If you're taking a combination pill, or metformin with other diabetes medications or insulin, check with your doctor about how likely you are to have low blood sugar. If you take metformin by itself, you probably won't have low blood sugar.

Because of the risk of serious problems, your doctor will probably recommend a different medication if you:

  • Have had an allergic reaction to metformin or other medicines
  • Have diabetes that isn’t under control
  • Have liver or kidney problems
  • Have a severe infection
  • Recently had a heart attack or heart failure
  • Have breathing or blood flow problems
  • Drink a lot of alcohol

Some side effects go away on their own over time. There are a few ways you can ease or avoid problems:

  • Ask to start at a low dose. This makes it easier for your body to adjust to the medicine.
  • Take metformin with food. It’s OK to take the medicine on an empty stomach, but having it with a meal makes it easier to handle.
  • Ask about the extended-release form of metformin. You’ll take it once a day rather than twice. Because it doesn’t release the drug in one burst, side effects are often milder. In one study, just 10% of people who took the extended-release form had diarrhea, compared with 53% of those who took the standard formula. Just 7% reported nausea with the extended-release form, in contrast to 26% with the standard formula. And fewer than 1% of those on extended-release metformin had to stop taking it because of side effects.

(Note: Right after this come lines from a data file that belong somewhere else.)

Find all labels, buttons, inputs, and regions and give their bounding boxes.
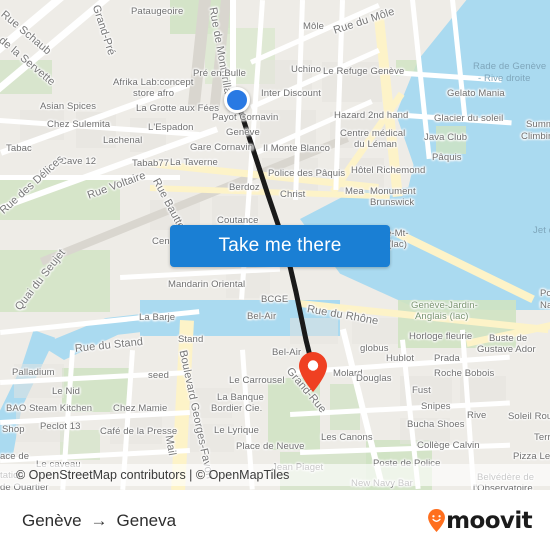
map-label: La Barje <box>139 312 176 323</box>
map-label: - Rive droite <box>478 73 531 84</box>
map-label: Gare Cornavin <box>190 142 254 153</box>
map-label: Bel-Air <box>247 311 277 322</box>
map-label: Brunswick <box>370 197 415 208</box>
take-me-there-button[interactable]: Take me there <box>170 225 390 267</box>
map-label: Asian Spices <box>40 101 97 112</box>
origin-dot-marker[interactable] <box>224 87 250 113</box>
map-label: La Banque <box>217 392 264 403</box>
map-label: Tabab77 <box>132 158 170 169</box>
map-label: Pré en Bulle <box>193 68 246 79</box>
map-label: L'Espadon <box>148 122 194 133</box>
map-label: Rade de Genève <box>473 61 547 72</box>
map-label: Jet d <box>533 225 550 236</box>
map-label: Le Lyrique <box>214 425 260 436</box>
map-label: Monument <box>370 186 416 197</box>
map-label: Chez Sulemita <box>47 119 111 130</box>
map-label: Genève-Jardin- <box>411 300 478 311</box>
destination-pin-marker[interactable] <box>299 352 327 392</box>
footer-bar: Genève → Geneva moovit <box>0 490 550 550</box>
map-label: Hôtel Richemond <box>351 165 426 176</box>
map-label: ace de <box>0 451 30 462</box>
map-label: Po <box>540 288 550 299</box>
map-label: Na <box>540 300 550 311</box>
map-label: Buste de <box>489 333 528 344</box>
arrow-right-icon: → <box>90 510 108 530</box>
map-label: Bucha Shoes <box>407 419 465 430</box>
map-block <box>290 318 338 344</box>
map-label: Il Monte Blanco <box>263 143 330 154</box>
map-label: Le Carrousel <box>229 375 285 386</box>
destination-label: Geneva <box>116 510 177 530</box>
map-label: Bel-Air <box>272 347 302 358</box>
map-route-preview: Pataugeoire Môle Rue du Môle Rue Schaub Rue … <box>0 0 550 550</box>
map-label: Genève <box>226 127 260 138</box>
map-label: Pataugeoire <box>131 6 184 17</box>
origin-label: Genève <box>22 510 82 530</box>
map-label: Centre médical <box>340 128 406 139</box>
map-label: Soleil Roug <box>508 411 550 422</box>
map-label: Anglais (lac) <box>415 311 469 322</box>
map-label: Fust <box>412 385 431 396</box>
map-label: Douglas <box>356 373 392 384</box>
map-label: Gelato Mania <box>447 88 505 99</box>
map-label: Le Nid <box>52 386 81 397</box>
map-label: Pâquis <box>432 152 462 163</box>
map-label: globus <box>360 343 389 354</box>
map-attribution: © OpenStreetMap contributors | © OpenMap… <box>0 464 550 486</box>
map-label: Roche Bobois <box>434 368 495 379</box>
map-label: Hublot <box>386 353 415 364</box>
map-canvas[interactable]: Pataugeoire Môle Rue du Môle Rue Schaub Rue … <box>0 0 550 490</box>
moovit-wordmark: moovit <box>446 507 532 534</box>
map-label: Police des Pâquis <box>268 168 346 179</box>
map-label: Cen <box>152 236 170 247</box>
map-label: du Léman <box>354 139 398 150</box>
moovit-pin-icon <box>428 509 446 532</box>
map-label: Christ <box>280 189 306 200</box>
map-label: Climbing <box>521 131 550 142</box>
map-label: Snipes <box>421 401 451 412</box>
map-label: La Grotte aux Fées <box>136 103 220 114</box>
map-label: Payot Cornavin <box>212 112 279 123</box>
map-label: Shop <box>2 424 25 435</box>
map-label: Hazard 2nd hand <box>334 110 409 121</box>
moovit-logo[interactable]: moovit <box>428 507 533 534</box>
map-label: Horloge fleurie <box>409 331 473 342</box>
map-label: seed <box>148 370 170 381</box>
map-label: Les Canons <box>321 432 373 443</box>
map-label: Palladium <box>12 367 55 378</box>
map-label: BAO Steam Kitchen <box>6 403 93 414</box>
map-label: Prada <box>434 353 460 364</box>
map-label: Mea <box>345 186 364 197</box>
map-label: Tabac <box>6 143 32 154</box>
map-label: La Taverne <box>170 157 218 168</box>
route-summary: Genève → Geneva <box>22 511 176 531</box>
map-label: Môle <box>303 21 324 32</box>
map-label: Mail <box>162 434 178 457</box>
map-label: Gustave Ador <box>477 344 536 355</box>
map-label: Mandarin Oriental <box>168 279 246 290</box>
map-label: Lachenal <box>103 135 143 146</box>
map-label: Uchino <box>291 64 322 75</box>
map-label: Inter Discount <box>261 88 322 99</box>
map-label: Afrika Lab:concept <box>113 77 194 88</box>
map-label: Collège Calvin <box>417 440 480 451</box>
map-label: Bordier Cie. <box>211 403 263 414</box>
map-label: Pizza Le <box>513 451 550 462</box>
map-label: Stand <box>178 334 204 345</box>
map-label: Place de Neuve <box>236 441 305 452</box>
map-label: store afro <box>133 88 175 99</box>
map-label: Le Refuge Genève <box>323 66 405 77</box>
map-label: Chez Mamie <box>113 403 168 414</box>
map-label: Berdoz <box>229 182 260 193</box>
map-label: (lac) <box>388 239 407 250</box>
map-label: Java Club <box>424 132 468 143</box>
map-label: Peclot 13 <box>40 421 81 432</box>
map-label: Rive <box>467 410 487 421</box>
map-label: BCGE <box>261 294 289 305</box>
map-label: Terr <box>534 432 550 443</box>
map-label: Glacier du soleil <box>434 113 504 124</box>
map-label: Summer <box>526 119 550 130</box>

Metformin can cause problems with other drugs you take, including:

  • Birth control pills and other estrogen drugs
  • Calcium channel blockers
  • Corticosteroids
  • Diuretics
  • Glaucoma medications
  • Thyroid drugs

Also, if you take metformin along with medicines for acid reflux, you could be more likely to have a vitamin B12 deficiency. Be sure to go over everything you take with your doctor.

Before you have an imaging test that uses contrast dye, such as a CT scan or MRI, you’ll need to stop taking metformin. The combination of the dye and the drug can cause a reaction that leads to lactic acidosis. Let your health care team know that you take it before you have an imaging test.

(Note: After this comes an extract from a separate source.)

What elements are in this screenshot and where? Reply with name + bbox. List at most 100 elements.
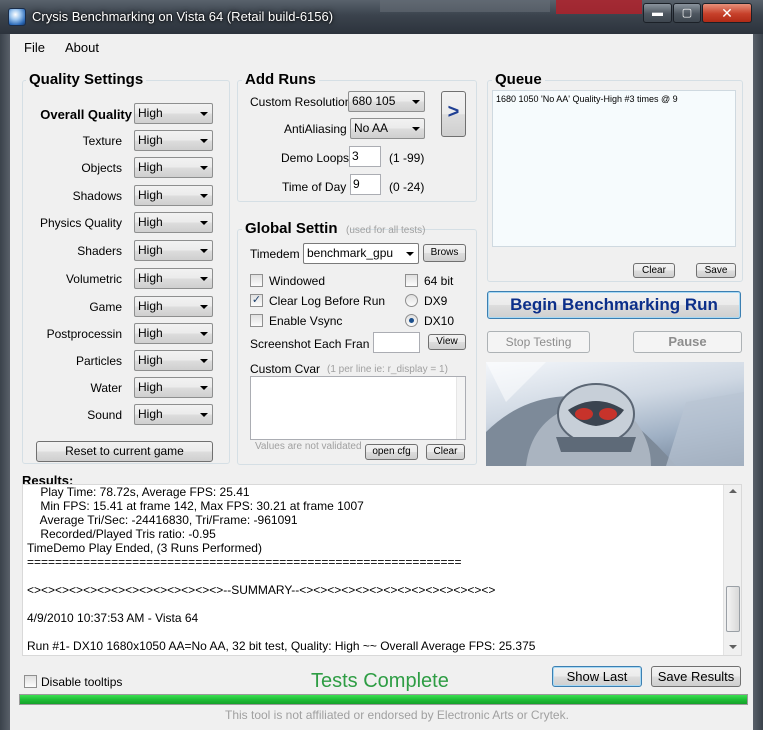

Metformin is often the first line of defense when it comes to fighting type 2 diabetes. It helps bring down your blood sugar levels. It's important to start metformin at a low dose to give your body time to adjust to the medication. Also, take it with food to make it easier on your stomach. Ask your doctor about drug interactions, as metformin may affect other drugs you're taking.

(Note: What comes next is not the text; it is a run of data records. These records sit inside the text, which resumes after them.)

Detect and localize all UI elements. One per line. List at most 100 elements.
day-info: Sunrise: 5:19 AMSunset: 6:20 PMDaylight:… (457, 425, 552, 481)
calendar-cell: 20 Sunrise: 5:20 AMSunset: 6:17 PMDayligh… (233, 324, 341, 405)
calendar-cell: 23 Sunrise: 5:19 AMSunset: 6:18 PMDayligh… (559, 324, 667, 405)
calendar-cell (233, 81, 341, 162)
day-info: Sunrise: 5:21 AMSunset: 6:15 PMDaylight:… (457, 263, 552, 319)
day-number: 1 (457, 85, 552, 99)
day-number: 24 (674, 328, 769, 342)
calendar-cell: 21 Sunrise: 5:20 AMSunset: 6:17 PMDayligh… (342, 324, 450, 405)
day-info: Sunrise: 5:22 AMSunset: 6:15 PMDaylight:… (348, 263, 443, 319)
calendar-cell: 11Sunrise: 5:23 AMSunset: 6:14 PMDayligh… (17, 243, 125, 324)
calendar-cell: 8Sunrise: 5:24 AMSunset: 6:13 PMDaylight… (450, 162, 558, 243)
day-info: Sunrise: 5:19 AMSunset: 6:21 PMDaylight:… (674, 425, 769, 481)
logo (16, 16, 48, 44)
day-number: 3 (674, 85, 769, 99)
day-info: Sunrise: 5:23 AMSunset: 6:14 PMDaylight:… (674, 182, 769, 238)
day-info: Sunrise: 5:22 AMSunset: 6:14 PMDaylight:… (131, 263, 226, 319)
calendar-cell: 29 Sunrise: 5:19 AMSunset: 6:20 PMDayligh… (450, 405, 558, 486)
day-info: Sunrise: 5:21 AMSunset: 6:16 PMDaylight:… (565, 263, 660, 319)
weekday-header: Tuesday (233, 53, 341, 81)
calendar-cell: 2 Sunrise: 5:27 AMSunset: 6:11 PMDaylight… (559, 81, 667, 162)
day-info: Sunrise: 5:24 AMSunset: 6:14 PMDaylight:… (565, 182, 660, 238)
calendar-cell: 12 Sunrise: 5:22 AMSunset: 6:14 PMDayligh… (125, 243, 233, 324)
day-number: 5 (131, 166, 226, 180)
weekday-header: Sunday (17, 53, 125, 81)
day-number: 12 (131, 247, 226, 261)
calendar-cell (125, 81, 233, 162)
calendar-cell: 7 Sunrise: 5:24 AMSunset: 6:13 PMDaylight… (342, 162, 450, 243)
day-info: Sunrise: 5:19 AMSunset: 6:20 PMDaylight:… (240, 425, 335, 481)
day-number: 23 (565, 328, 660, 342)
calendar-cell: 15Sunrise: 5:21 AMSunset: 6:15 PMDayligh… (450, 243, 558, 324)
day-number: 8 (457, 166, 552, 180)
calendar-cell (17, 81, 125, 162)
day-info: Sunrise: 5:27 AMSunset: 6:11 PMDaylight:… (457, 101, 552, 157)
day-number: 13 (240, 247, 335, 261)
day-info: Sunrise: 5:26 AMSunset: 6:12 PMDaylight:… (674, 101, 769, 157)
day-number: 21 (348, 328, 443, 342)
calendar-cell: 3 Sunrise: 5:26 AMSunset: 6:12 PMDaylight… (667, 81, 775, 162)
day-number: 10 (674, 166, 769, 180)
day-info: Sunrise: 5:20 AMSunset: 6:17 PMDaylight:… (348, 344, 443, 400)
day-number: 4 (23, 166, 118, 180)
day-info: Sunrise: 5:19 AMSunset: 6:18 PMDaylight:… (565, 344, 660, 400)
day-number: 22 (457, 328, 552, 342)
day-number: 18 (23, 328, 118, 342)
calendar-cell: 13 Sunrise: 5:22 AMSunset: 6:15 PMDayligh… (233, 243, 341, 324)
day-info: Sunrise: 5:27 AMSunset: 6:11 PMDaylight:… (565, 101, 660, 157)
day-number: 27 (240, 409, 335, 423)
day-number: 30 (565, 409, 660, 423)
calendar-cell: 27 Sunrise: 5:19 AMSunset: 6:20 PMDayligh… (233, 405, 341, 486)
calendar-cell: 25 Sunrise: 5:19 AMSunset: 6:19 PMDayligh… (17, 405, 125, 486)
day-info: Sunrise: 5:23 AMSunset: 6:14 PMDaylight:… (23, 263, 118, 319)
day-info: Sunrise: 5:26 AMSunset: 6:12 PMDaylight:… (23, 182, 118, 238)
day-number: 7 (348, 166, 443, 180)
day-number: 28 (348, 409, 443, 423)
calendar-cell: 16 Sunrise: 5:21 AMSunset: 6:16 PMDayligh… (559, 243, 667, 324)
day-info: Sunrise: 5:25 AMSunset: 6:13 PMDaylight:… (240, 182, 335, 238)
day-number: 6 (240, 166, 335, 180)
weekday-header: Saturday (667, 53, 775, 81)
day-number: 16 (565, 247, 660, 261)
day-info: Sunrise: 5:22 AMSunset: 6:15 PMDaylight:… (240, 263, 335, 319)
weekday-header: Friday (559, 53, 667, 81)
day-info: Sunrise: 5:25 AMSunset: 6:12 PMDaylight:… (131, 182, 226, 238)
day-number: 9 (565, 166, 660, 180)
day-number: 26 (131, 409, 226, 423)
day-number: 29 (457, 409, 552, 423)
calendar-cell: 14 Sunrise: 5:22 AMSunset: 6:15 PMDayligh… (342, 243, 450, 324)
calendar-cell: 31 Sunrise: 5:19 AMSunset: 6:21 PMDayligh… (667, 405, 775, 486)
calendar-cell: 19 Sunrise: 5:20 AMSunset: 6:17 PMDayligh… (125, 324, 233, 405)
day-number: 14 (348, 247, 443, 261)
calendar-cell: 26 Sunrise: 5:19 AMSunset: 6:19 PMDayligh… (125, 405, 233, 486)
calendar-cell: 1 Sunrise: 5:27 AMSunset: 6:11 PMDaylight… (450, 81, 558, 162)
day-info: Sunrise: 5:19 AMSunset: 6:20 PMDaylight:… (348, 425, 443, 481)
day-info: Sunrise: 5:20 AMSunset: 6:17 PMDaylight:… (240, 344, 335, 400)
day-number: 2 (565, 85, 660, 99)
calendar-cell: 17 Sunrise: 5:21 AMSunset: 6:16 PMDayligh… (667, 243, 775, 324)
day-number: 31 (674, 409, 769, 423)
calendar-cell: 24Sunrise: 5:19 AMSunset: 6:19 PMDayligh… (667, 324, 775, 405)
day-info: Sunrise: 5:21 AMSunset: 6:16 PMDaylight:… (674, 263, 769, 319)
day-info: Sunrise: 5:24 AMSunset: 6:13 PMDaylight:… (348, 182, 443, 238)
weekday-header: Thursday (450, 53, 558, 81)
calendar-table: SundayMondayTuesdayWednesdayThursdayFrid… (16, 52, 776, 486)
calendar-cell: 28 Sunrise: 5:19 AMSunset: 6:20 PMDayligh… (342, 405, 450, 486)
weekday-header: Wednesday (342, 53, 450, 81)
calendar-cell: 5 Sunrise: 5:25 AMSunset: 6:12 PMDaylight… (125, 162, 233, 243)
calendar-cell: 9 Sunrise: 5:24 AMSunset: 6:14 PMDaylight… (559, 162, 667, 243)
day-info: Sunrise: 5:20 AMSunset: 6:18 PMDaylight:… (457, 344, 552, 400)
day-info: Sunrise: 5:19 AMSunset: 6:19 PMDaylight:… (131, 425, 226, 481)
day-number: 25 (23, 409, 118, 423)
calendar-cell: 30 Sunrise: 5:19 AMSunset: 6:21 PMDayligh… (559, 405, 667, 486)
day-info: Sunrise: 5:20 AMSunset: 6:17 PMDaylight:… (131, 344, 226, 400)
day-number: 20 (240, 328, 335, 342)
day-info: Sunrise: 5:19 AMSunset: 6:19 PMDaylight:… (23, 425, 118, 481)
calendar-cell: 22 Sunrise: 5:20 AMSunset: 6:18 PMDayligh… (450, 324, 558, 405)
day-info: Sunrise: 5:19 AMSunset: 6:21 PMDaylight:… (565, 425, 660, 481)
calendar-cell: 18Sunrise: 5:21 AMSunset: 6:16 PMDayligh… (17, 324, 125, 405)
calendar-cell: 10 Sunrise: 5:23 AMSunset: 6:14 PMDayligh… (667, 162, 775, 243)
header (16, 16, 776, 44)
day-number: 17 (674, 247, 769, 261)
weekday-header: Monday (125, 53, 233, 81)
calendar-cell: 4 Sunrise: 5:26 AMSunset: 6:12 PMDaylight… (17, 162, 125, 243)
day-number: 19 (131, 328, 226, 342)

  • What is the most common side effect of metformin?

The most common side effect of metformin is stomach trouble such as gas and bloating.

  • What are the toxic side effects of metformin?

Lactic acidosis, or a buildup of lactic acids, is one of the most serious possible side effects. But it's very rare. You could also get a B12 deficiency or hypoglycemia, which is when your blood sugar falls too low.

  • What happens to your body when you start taking metformin?

Metformin tells your liver to make less glucose. It then makes your muscles use insulin better so glucose can get into them instead of staying in your blood. Finally, it helps your intestines absorb less glucose from your food.

  • Does metformin cause weight loss?

Taking metformin may lead to a small amount of weight loss.